If it becomes apparent that a guy is breadcrumbing you (or trying to), how you respond really depends on what you want to get out of it. If you are completely uninterested in conversing with or seeing this guy, then it is reasonable to not respond all together. After all, who knows what his deal is? Perhaps he’s simply bored, or maybe he’s even in a relationship and simply seeking extra attention. If he falls into one of these categories and you feel you have no reason to respond, that’s perfectly fair.

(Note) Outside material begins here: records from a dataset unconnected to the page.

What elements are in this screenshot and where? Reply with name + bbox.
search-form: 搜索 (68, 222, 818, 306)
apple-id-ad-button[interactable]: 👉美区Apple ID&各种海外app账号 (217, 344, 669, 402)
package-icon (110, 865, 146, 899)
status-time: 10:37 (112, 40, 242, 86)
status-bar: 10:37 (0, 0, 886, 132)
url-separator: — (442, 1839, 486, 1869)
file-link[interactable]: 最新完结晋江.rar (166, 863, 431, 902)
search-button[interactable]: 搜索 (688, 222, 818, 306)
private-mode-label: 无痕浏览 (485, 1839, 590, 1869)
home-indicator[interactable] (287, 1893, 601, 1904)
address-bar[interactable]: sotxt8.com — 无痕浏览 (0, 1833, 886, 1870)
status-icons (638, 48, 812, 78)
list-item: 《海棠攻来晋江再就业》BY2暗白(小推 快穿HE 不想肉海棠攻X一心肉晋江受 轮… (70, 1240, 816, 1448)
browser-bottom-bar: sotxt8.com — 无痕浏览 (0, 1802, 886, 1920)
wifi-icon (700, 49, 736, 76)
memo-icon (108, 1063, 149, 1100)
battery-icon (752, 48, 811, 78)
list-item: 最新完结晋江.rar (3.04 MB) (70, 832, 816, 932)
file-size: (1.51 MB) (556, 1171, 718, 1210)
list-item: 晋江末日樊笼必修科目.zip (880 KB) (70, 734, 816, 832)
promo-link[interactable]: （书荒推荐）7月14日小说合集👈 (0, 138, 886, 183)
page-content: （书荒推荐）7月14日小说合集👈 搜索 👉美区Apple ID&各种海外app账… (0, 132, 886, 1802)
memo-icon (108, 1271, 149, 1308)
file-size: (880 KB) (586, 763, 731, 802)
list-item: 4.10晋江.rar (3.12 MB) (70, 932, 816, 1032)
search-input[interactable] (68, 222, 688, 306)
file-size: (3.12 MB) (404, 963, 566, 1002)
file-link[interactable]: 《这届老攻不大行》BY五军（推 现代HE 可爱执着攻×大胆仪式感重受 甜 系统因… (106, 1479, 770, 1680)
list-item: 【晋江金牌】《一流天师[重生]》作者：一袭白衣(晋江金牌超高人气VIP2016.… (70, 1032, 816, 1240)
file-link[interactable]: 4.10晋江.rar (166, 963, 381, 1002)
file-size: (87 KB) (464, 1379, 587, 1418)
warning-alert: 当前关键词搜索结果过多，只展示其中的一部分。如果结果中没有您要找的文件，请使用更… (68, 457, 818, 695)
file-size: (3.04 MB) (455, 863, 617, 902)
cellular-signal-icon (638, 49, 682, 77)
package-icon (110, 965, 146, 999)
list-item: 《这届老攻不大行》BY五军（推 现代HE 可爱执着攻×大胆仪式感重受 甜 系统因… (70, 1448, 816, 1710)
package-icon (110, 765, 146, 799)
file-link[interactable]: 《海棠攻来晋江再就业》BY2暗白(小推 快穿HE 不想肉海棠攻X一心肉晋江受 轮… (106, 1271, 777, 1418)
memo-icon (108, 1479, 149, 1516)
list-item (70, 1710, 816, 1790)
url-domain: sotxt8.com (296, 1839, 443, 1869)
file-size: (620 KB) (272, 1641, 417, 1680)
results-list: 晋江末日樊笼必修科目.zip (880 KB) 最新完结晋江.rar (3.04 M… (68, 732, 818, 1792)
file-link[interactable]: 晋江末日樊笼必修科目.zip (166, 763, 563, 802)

It gets more tricky when you are somewhat (or very) interested in the guy who is breadcrumbing you. You may feel tempted to keep the conversation going and try to make plans with him. It’s only natural if you like someone. You may wish to respond in a casual way and see where things go. However, you should be careful with someone who is behaving inconsistently. Do not place expectations on this guy and imagine that they are the man of your dreams. After all, they have not proven that they deserve your time and attention.
What else can I do if I’ve been breadcrumbed?
If you find yourself disappointed when a guy breadcrumbs you, don’t fret. The first step is realizing that they are not as interested as you’d hoped. Once you recognize their ‘off’ behaviour then you can figure out how to deal with it. It can be damaging to one’s self-esteem if you find someone who you had feelings behaves aloof and does not reciprocate your feelings. In this situation, it’s best to focus on yourself and doing things that are good for your self-esteem. Spend more time with people who genuinely care about you and that you trust. You may wish to cut off from this person all-together to avoid falling into a cycle of emotional ups and downs.
Conclusion
In general, being breadcrumbed by someone is far from ideal- IF you have feelings for them. However, if you yourself are not too interested in the person and simply regard them as a bit of fun attention, then probably not going to be bothered by it. In this case, you probably wouldn’t even think too much into whether you should respond or not. More likely, you would simply do whatever you feel like, without getting emotionally involved.
If you do have feelings for the person (or if you have a history with them), it’s a bit more complicated. Breadcrumbing can be downright hurtful, especially if they often cancel plans or disappear for periods of time. At the end of the day, you are unlikely to feel fulfilled by the relationship in the long term. Someone who acts hot and cold does not deserve your trust and time. You are better off focusing on finding someone else who treats you with the respect that you deserve.